66. The non-transitory computer-readable medium of claim 50, wherein the plurality of transceiver nodes employs near-field electromagnetic induction during the cohered characterization operation.

67. The non-transitory computer-readable medium of claim 50, wherein the plurality of transceiver nodes operates as a radar system whenever an electromagnetic echo return is received from the at least one target.

68. The non-transitory computer-readable medium of claim 67, wherein the at least one target is within a Fresnel zone of at least one arbitrary transceiver node from the plurality of transceiver nodes.

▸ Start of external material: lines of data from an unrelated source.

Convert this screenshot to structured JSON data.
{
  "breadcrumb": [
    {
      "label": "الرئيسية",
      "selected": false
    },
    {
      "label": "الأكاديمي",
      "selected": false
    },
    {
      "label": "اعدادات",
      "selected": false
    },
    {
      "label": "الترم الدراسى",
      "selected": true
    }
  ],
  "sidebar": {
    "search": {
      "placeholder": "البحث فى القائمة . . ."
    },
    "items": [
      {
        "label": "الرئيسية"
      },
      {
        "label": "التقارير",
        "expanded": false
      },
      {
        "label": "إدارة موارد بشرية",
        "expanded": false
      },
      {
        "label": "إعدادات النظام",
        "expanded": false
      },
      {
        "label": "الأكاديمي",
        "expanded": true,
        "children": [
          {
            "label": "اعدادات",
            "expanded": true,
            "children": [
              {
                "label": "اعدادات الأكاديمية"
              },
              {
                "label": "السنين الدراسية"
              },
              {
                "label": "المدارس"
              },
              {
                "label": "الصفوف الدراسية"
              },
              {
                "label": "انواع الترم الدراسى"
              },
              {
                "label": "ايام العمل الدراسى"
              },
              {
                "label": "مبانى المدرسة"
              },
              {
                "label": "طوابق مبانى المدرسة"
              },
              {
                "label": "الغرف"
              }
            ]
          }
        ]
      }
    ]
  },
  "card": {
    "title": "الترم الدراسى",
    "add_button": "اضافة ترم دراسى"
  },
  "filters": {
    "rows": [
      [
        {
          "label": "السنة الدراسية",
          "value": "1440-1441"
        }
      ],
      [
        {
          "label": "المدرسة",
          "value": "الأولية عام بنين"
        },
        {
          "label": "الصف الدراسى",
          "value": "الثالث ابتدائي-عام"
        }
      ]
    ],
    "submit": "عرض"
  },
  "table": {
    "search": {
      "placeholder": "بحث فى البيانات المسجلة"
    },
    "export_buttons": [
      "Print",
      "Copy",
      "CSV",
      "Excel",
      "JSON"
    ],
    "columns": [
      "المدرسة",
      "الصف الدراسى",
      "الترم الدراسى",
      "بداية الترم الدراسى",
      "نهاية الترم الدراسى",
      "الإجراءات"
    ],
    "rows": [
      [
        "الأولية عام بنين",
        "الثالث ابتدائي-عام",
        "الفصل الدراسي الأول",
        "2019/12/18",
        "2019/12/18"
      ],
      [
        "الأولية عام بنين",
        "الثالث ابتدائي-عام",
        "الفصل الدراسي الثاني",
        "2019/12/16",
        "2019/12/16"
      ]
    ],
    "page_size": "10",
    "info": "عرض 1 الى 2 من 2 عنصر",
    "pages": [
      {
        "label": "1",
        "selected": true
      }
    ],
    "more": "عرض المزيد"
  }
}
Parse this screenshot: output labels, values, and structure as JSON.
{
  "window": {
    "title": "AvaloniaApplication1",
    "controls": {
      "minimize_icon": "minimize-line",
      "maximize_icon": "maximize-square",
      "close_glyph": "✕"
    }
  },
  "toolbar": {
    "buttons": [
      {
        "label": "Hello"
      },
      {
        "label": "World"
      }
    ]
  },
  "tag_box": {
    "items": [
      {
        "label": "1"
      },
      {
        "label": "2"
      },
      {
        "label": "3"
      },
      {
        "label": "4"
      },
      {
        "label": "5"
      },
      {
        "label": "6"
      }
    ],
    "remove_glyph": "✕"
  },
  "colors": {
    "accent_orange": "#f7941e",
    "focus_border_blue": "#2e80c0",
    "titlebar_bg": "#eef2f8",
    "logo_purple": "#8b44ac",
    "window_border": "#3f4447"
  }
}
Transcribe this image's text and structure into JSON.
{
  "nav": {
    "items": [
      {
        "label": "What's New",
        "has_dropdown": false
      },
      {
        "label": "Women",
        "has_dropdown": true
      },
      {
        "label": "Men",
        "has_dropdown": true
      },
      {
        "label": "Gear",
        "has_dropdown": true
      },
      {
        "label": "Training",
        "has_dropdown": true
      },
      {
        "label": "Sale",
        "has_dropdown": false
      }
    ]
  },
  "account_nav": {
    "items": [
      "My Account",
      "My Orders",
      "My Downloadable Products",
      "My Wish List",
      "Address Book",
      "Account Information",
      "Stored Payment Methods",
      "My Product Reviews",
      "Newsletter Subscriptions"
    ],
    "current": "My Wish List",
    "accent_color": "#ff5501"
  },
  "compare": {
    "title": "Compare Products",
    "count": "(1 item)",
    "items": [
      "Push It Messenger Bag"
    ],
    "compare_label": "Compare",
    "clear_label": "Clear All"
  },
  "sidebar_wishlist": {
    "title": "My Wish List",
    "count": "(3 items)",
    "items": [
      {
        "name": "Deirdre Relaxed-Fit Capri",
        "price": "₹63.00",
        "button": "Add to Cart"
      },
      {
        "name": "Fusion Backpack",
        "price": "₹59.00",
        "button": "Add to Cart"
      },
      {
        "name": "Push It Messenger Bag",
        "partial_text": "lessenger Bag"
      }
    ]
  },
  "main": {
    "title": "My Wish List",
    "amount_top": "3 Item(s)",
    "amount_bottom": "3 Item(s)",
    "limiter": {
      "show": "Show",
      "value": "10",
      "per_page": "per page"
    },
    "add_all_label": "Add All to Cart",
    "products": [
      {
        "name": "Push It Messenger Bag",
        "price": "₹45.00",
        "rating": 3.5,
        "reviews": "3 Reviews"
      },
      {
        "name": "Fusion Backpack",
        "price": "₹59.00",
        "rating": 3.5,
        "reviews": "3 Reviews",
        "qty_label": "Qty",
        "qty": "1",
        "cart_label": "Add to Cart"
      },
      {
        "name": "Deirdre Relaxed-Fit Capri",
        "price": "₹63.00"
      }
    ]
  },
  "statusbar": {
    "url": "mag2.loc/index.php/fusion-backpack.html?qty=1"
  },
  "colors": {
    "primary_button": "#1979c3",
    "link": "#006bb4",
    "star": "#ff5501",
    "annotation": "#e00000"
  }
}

69. The non-transitory computer-readable medium of claim 50, wherein the processor applies non-linear predistortion methods that use a known electrical permittivity of the earth and a known reference source to account for non-linearities in the deep earth.

70. The non-transitory computer-readable medium of claim 50, wherein each of the plurality of transceiver nodes includes at least one low frequency solid-state power amplifier that operates within a range of 0.1 Hz to 1 MHz.

71. The non-transitory computer-readable medium of claim 70, wherein the at least one solid-state power amplifier transmits a wideband chirp waveform to produce high-resolution profiles of subsurface features.

72. The non-transitory computer-readable medium of claim 70, wherein the at least one solid-state power amplifier produces a non-continuous chirp waveform across several frequency bands.